L'entreprise Ski Chic-Chocs propose plusieurs activités hivernales dans les coins plus reculés du massif montagneux, dont du ski hors-piste avec remontée en véhicule à chenillette, communément appelé Catski.

Dimanche: la contemplation



Après l'adrénaline, journée détente au programme, avec une matinée de randonnée raquettes-yoga.

Du yoga en raquettes? Oui, c'est possible! La professeure Julie Ruest propose une balade dans les sentiers qui bordent le Gîte du Mont-Albert, balade ponctuée par de séances de yoga raquettes aux pieds. «Ne vous inquiétez pas, on ne fera que des postures debout», prévient notre guide. L'activité débute face aux sommets enneigés. Posture proposée: celle de la montagne, comme de raison. Les pieds ancrés, la colonne bien droite, on respire, bras au ciel, puis on repart...

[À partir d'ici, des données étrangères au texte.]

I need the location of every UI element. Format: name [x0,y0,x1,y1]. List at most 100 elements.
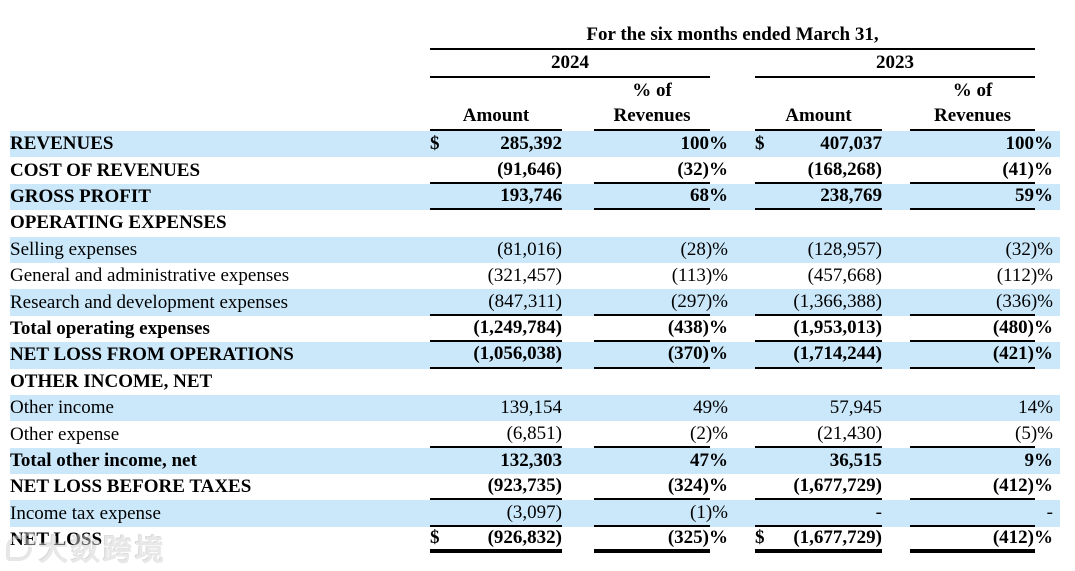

Pendant deux heures, la randonnée suivra le sentier de la Lucarne (avec sa vue imprenable sur le mont Albert), puis celui de la chute Sainte-Anne, toute givrée. À chaque arrêt, les postures yogiques s'harmonisent avec le décor: posture de l'arbre sous un merisier noueux, salutation au soleil sur un belvédère en pleine lumière, méditation au son de la rivière...

À chaque arrêt, Julie Ruest ajoute quelques explications sur la faune ou la flore, initie les néophytes aux bienfaits du yoga... Une fois de retour au Gîte, les participants auront effectué 45 bonnes minutes de yoga, gravi quelques montées et marché quelques kilomètres. Et même si les yogis aguerris y trouveront peu de défi, l'activité est parfaite pour étirer les muscles courbaturés par trop de chutes en ski...

Les frais de ce voyage ont été payés par la SEPAQ.



Photo: fournie par ski Chic-Chocs

Pour les habitués des stations de ski, la glisse avec de la poudreuse jusqu'aux chevilles est une bénédiction rare. Dans le massif des Chics-Chocs, c'est le lot quotidien.

S'y rendre

Le nouveau service de navette en autocar de la SEPAQ relie Montréal et Québec à l'Auberge des Chic-Chocs et au Gîte du Mont-Albert. Départs les vendredis matins (à 6h du square Dorchester et à 9h de l'Aquarium de Québec). Retour le lundi en soirée (arrivée à Montréal vers 0h30). Départs les 18 et 25 février ainsi que le 4 mars. À partir de 140$ par personne.

Se loger

Le Gîte du Mont-Albert offre 48 chambres et plus de 20 chalets avec équipement complet. Le Gîte est reconnu pour la qualité de son menu gastronomique, qui met de l'avant plusieurs produits régionaux. Infos: www.sepaq.com/pq/gma

Activités

Le parc national de la Gaspésie offre 22 km de sentiers de ski de fond tracés. Le secteur du Gîte dispose aussi de 13 sentiers de raquettes, dont la distance varie entre 1,7 et 18 km. La location d'équipement est offerte.

Catski

Le tarif pour une journée de ski avec remontée en Catski est de 349$ par personne pour une journée, dîner inclus. Location de ski: 45$ par jour. Infos: www.skichicchocs.com

Yoga-raquettes

Le studio Ékilibre offre la sortie en yoga-raquettes, en plus de plusieurs services de massothérapie. Le prix pour la randonnée guidée est de 24$ par personne (lorsqu'elle est inscrite à l'horaire); elle peut aussi être faite sur demande (coût: 100$ pour un groupe variant entre une et huit personnes.) Réservations auprès du Gîte.

Photo: Roger Laroche, collaboration spéciale

Du yoga en raquettes? Oui, c'est possible!